Елизавета продолжала проявлять великодушие к своим старым врагам, и они, обнаружив, что им нечего ее опасаться, как она и предполагала, выражали готовность служить ей.
Королева смеялась над их страхами.
– Мы из породы львов, – говорила она. – Мы не можем снизойти до уничтожения мышей.
После царствования Марии страна находилась в плачевном состоянии, но с приходом на трон новой молодой королевы у народа возродились надежды. Теперь все ждали ее брака. Государственные деятели считали, что, хотя Елизавета уже и проявила некоторую мудрость, все же, будучи женщиной, она нуждается в твердой мужской руке, которая поможет ей управлять страной.
Елизавета при этом только улыбалась. Она была намерена показать им, что львица так же, как и лев, способна защитить себя и своих.
Утонченная хитрость молодой королевы вскоре начала изумлять ее окружение; и никто не понимал этого лучше, чем испанский посол, граф Фериа. Надежды Фериа опирались на католических пэров, которые, как он был уверен, перешли на сторону Елизаветы только из соображений безопасности. Он сообщал своему господину, что этих людей легко переманить на службу Испании, при условии что суммы, предлагаемые для их подкупа, будут достаточно привлекательны. Филипп счел это разумным и был готов потратить большие суммы испанских денег на своих католических друзей в Англии.
Граф считал самым вероятным «пенсионером» лорда Уильяма Говарда, католика, которого королева сделала своим камергером; и он быстро выяснил, что Говард склонен к взяточничеству. Но прежде чем была сделана первая выплата, оказалось, что Говард вовсе не собирался брать деньги. Через несколько дней Говард пришел к Фериа и сказал:
– Я не мог принять ваше щедрое предложение, пока не узнал, как к этому отнесется королева.
Фериа был потрясен; он, естественно, с величайшей осторожностью обсуждал с Говардом вопросы оплаты, но ему никогда не пришло бы в голову, что этот человек не вполне ясно понимал, с какой целью ему будут платить деньги. Потом последовало еще более потрясающее откровение:
– Теперь я заручился согласием королевы и могу принять ваши деньги. Буду счастлив, когда вы передадите мне первую выплату.

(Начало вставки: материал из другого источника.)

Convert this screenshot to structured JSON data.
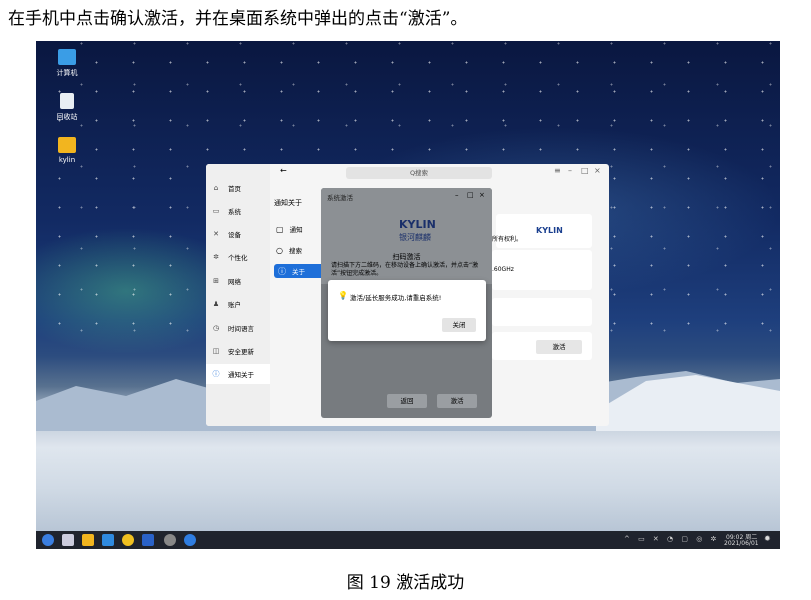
{
  "instruction": "在手机中点击确认激活，并在桌面系统中弹出的点击“激活”。",
  "caption": "图  19  激活成功",
  "desktop_icons": [
    {
      "label": "计算机",
      "icon": "computer-icon",
      "color": "#3a9de6"
    },
    {
      "label": "回收站",
      "icon": "recycle-bin-icon",
      "color": "#e8eef3"
    },
    {
      "label": "kylin",
      "icon": "folder-icon",
      "color": "#f2b51f"
    }
  ],
  "settings": {
    "search_placeholder": "Q搜索",
    "back_glyph": "←",
    "window_controls": [
      "≡",
      "–",
      "□",
      "×"
    ],
    "page_title": "通知关于",
    "nav": [
      {
        "label": "首页",
        "glyph": "⌂"
      },
      {
        "label": "系统",
        "glyph": "▭"
      },
      {
        "label": "设备",
        "glyph": "✕"
      },
      {
        "label": "个性化",
        "glyph": "✲"
      },
      {
        "label": "网络",
        "glyph": "⊞"
      },
      {
        "label": "账户",
        "glyph": "♟"
      },
      {
        "label": "时间语言",
        "glyph": "◷"
      },
      {
        "label": "安全更新",
        "glyph": "◫"
      },
      {
        "label": "通知关于",
        "glyph": "ⓘ"
      }
    ],
    "subnav": [
      {
        "label": "通知",
        "glyph": "▢"
      },
      {
        "label": "搜索",
        "glyph": "○"
      },
      {
        "label": "关于",
        "glyph": "ⓘ"
      }
    ],
    "rights_text": "所有权利。",
    "cpu_text": ".60GHz",
    "activate_button": "激活"
  },
  "activation_dialog": {
    "title": "系统激活",
    "window_controls": [
      "–",
      "□",
      "×"
    ],
    "brand": "KYLIN",
    "brand_cn": "银河麒麟",
    "heading": "扫码激活",
    "body": "请扫描下方二维码，在移动设备上确认激活，并点击“激活”按钮完成激活。",
    "back_button": "返回",
    "activate_button": "激活"
  },
  "message_box": {
    "text": "激活/延长服务成功,请重启系统!",
    "close_button": "关闭"
  },
  "taskbar": {
    "time": "09:02 周二",
    "date": "2021/06/01"
  }
}
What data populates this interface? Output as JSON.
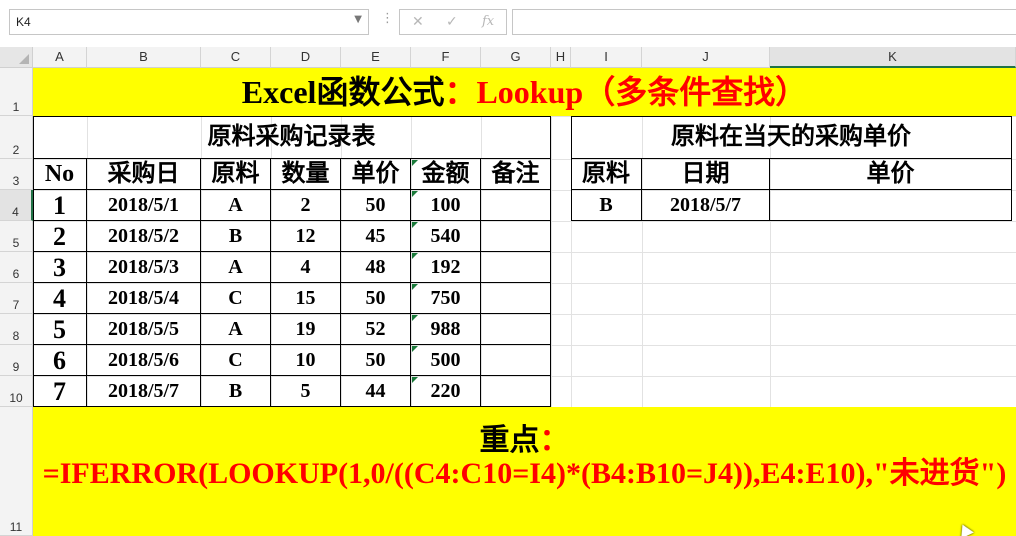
{
  "formula_bar": {
    "name_box": "K4",
    "cancel_icon": "✕",
    "enter_icon": "✓",
    "fx_label": "fx",
    "formula": ""
  },
  "columns": [
    "A",
    "B",
    "C",
    "D",
    "E",
    "F",
    "G",
    "H",
    "I",
    "J",
    "K"
  ],
  "rows": [
    "1",
    "2",
    "3",
    "4",
    "5",
    "6",
    "7",
    "8",
    "9",
    "10",
    "11"
  ],
  "title": {
    "part1": "Excel函数公式",
    "part2": "：Lookup（多条件查找）"
  },
  "purchase_table": {
    "caption": "原料采购记录表",
    "headers": [
      "No",
      "采购日",
      "原料",
      "数量",
      "单价",
      "金额",
      "备注"
    ],
    "rows": [
      [
        "1",
        "2018/5/1",
        "A",
        "2",
        "50",
        "100",
        ""
      ],
      [
        "2",
        "2018/5/2",
        "B",
        "12",
        "45",
        "540",
        ""
      ],
      [
        "3",
        "2018/5/3",
        "A",
        "4",
        "48",
        "192",
        ""
      ],
      [
        "4",
        "2018/5/4",
        "C",
        "15",
        "50",
        "750",
        ""
      ],
      [
        "5",
        "2018/5/5",
        "A",
        "19",
        "52",
        "988",
        ""
      ],
      [
        "6",
        "2018/5/6",
        "C",
        "10",
        "50",
        "500",
        ""
      ],
      [
        "7",
        "2018/5/7",
        "B",
        "5",
        "44",
        "220",
        ""
      ]
    ]
  },
  "lookup_table": {
    "caption": "原料在当天的采购单价",
    "headers": [
      "原料",
      "日期",
      "单价"
    ],
    "row": [
      "B",
      "2018/5/7",
      ""
    ]
  },
  "note": {
    "heading": "重点",
    "colon": "：",
    "formula": "=IFERROR(LOOKUP(1,0/((C4:C10=I4)*(B4:B10=J4)),E4:E10),\"未进货\")"
  },
  "colors": {
    "highlight": "#ffff00",
    "accent_red": "#ff0000"
  }
}
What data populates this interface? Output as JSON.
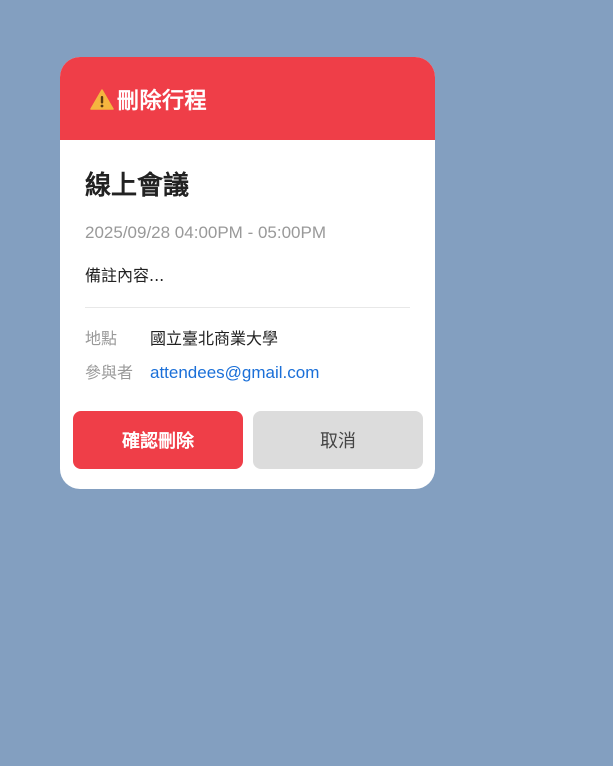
{
  "dialog": {
    "icon": "warning-icon",
    "title": "刪除行程",
    "event": {
      "title": "線上會議",
      "time": "2025/09/28 04:00PM - 05:00PM",
      "note": "備註內容..."
    },
    "details": {
      "location_label": "地點",
      "location_value": "國立臺北商業大學",
      "attendees_label": "參與者",
      "attendees_value": "attendees@gmail.com"
    },
    "buttons": {
      "confirm_label": "確認刪除",
      "cancel_label": "取消"
    }
  },
  "colors": {
    "background": "#839fc0",
    "danger": "#ef3e48",
    "link": "#1a6fd8",
    "secondary_button": "#dcdcdc"
  }
}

Филипп и Фериа были потрясены, столкнувшись еще раз с остротой ума королевы.
Но Елизавета не собиралась оставлять это дело так. Она откровенно заявила Фериа, что она была восхищена рассказом о его щедрости. И игриво добавила:
– Надеюсь, его самое католическое величество не будет чувствовать себя задетым, если и я найму некоторых из его слуг, находящихся при моем дворе.
Фериа написал своему господину, что не станет делать никаких дальнейших шагов в отношении подкупа, хотя надеялся склонить Сесила, Бэкона, Роберта Дадли и Парри работать на Испанию. Однако Сесил обладал большим состоянием и не интересовался деньгами. Бэкон был его близким другом и зятем Сесила, поскольку они оба были женаты на дочерях сэра Энтони Кука – двух весьма ученых женщинах, скучных синих чулках, так что в этом направлении тоже не было никаких надежд. Томаса Парри, который долгое время был парикмахером Елизаветы, а теперь стал рыцарем, можно было бы уговорить. Его настоящее имя было Воган, но, так как отца его звали Гарри и происходил он из Уэльса, его называли, как это там принято, Томас ап Гарри, что позже превратилось в Парри. Этот человек был сплетником, но он настолько был привязан к королеве, что Фериа не осмелился подступиться к нему с предложением денег. Что касается молодого красавца лорда Роберта Дадли, то было похоже, что королева увлечена им, и действительно, ее поведение давало поводы для таких слухов… Словом, испанский посол никого не нашел, кто бы мог работать на Испанию.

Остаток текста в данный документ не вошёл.